5. I do not consider that the present suit was one with regard to a right shared by others that would make Expln. 6 to Section 11, Civil P.C., applicable. In a suit Under Section 53, T.P. Act, a creditor does not litigate with regard to a right, but, alleging that a certain alienation was in fraud of creditors, prays that the Court will declare that as far as he is concerned the transaction should be declared to be void. Mr. Srinivasagopalachari has referred to Gurushiddappa Gurubasappa v. Gurushiddappa Chenaviruppa : AIR1937Bom238 as a case resembling in important respects the case now under consideration. There, the learned Judge held that the parties to the earlier litigation were the same as the parties in the later litigation. A suit was brought for redemption by a mortgagor against the Hubli Pinjrapole Samstha; and the President was imp leaded as the representative of the Samstha. The Samstha raised an objection that the President could not represent the Samstha, but that objection was afterwards withdrawn and the suit proceeded on the basis that it was one properly framed against the proper defendant. The later suit was for the same relief by the same plaintiff against the same Samstha, but alleging that in the earlier suit the Samstha was not properly represented. The second suit was framed as one Under Order 1, Rule 8. The learned Judge held, firstly, that the parties to the earlier litigation proceeded on the assumption that the Samstha was properly represented and that the plaintiff was therefore estopped from contending in the second suit that the Samstha was not properly represented. But the learned Judge went further and said that even if there was any technical defect in the former suit, it was covered by Expln. 6 to Section 11, Civil P.C. It seems to me that the circumstances there were very different from what they are here. This is a case directly governed by Pethuraju Kone v. Muthuswami Iyer A.I.R. 1942 Mad. 128. When the present appellant put forward a claim in the claim application, he was clearly doing so on behalf of himself alone and in no sense of the word could he be said to have been litigating with regard to a right which he shared with others.

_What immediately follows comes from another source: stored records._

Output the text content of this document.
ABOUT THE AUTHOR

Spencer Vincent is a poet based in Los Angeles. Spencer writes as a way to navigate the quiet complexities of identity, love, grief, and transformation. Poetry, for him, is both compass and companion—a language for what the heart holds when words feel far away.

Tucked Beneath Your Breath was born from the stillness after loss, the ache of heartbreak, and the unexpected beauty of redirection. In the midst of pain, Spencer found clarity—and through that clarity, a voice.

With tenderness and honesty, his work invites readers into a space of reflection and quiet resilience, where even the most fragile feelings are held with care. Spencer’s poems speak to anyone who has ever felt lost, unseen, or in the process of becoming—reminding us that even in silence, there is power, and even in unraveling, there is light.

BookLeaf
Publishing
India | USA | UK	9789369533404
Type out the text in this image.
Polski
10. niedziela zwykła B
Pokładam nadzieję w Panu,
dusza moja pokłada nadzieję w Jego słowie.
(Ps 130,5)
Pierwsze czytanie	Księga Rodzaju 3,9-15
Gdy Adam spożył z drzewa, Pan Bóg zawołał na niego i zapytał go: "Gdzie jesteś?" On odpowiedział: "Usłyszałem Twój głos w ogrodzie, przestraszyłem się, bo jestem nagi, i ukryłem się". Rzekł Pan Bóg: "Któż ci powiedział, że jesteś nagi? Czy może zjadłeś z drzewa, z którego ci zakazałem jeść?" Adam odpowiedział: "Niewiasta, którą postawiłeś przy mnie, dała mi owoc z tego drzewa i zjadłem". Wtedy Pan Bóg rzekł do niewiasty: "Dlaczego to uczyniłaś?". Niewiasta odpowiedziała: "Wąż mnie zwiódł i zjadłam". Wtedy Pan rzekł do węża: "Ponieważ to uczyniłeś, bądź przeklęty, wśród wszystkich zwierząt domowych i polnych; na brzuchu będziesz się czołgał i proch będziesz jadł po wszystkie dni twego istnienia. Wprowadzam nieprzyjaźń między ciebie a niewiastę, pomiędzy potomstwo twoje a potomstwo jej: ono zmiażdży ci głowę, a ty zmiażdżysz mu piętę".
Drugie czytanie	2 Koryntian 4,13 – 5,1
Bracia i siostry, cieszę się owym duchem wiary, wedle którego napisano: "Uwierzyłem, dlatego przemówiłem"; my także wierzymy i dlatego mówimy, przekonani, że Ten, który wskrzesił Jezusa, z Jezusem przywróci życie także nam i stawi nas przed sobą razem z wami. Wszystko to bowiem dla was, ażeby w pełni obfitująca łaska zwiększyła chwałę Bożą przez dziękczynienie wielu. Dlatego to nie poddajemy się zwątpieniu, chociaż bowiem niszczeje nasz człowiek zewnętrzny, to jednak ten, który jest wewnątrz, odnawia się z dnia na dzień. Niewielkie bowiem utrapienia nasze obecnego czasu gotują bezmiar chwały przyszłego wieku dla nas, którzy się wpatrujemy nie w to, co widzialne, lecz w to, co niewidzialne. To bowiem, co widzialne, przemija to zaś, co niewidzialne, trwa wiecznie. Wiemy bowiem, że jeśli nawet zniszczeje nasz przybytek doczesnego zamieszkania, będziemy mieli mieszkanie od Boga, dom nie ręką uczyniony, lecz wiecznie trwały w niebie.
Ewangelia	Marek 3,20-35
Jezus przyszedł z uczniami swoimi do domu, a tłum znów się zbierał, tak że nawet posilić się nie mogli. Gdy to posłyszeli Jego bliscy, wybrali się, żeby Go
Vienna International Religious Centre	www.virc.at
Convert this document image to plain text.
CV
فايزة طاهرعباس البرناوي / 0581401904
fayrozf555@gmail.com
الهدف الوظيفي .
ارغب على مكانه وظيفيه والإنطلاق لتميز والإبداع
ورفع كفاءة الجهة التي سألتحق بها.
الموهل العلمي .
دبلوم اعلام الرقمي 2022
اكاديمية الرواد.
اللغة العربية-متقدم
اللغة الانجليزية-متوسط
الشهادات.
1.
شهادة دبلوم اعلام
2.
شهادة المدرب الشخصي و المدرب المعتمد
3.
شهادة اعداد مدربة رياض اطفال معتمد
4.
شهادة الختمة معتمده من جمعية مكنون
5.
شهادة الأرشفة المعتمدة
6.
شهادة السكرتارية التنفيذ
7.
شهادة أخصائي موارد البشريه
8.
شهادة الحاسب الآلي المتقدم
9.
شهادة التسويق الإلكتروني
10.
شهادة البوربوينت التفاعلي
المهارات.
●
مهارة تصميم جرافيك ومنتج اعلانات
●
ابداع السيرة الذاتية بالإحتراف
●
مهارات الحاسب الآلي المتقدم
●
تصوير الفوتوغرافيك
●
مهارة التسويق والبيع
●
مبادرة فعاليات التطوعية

6. It is further contended that even if the earlier decision did not operate as res judicata,1 yet the sons of Ramaswami, defendants 2 to 4, should not be allowed to enjoy what may be left after defendant 5 has realized his decree amount, and that they, at least, are bound by the earlier action. They cannot, however, be bound by the earlier decision unless that decision operates as res judicata. I have held that it does not. Moreover, the appellant and Ramaswami were co-defendants in the prior litigation and their interests were not opposed. It is said that as Ramaswami was in possession of the land under a lease and that in pursuance of the lease granted to Ramaswami defendants 2 to 4 are in possession, they are estopped from questioning the title of the appellant. The question of title was properly raised in the suit; and the Court has found that the sale was a nominal one, from which it would follow that the back to Ramaswami was also nominal; so that the possession of Ramaswami was not under the lease as a tenant of the appellant, hut in his own right as the owner of the land. For the same reason defendants 2 to 4 are also in possession as the owners of the land. Both appeals are dismissed with the costs of respondent 1 in S.A. No. 1272 of 1943 and of the other respondents in S.A. No. 1278 of 1943.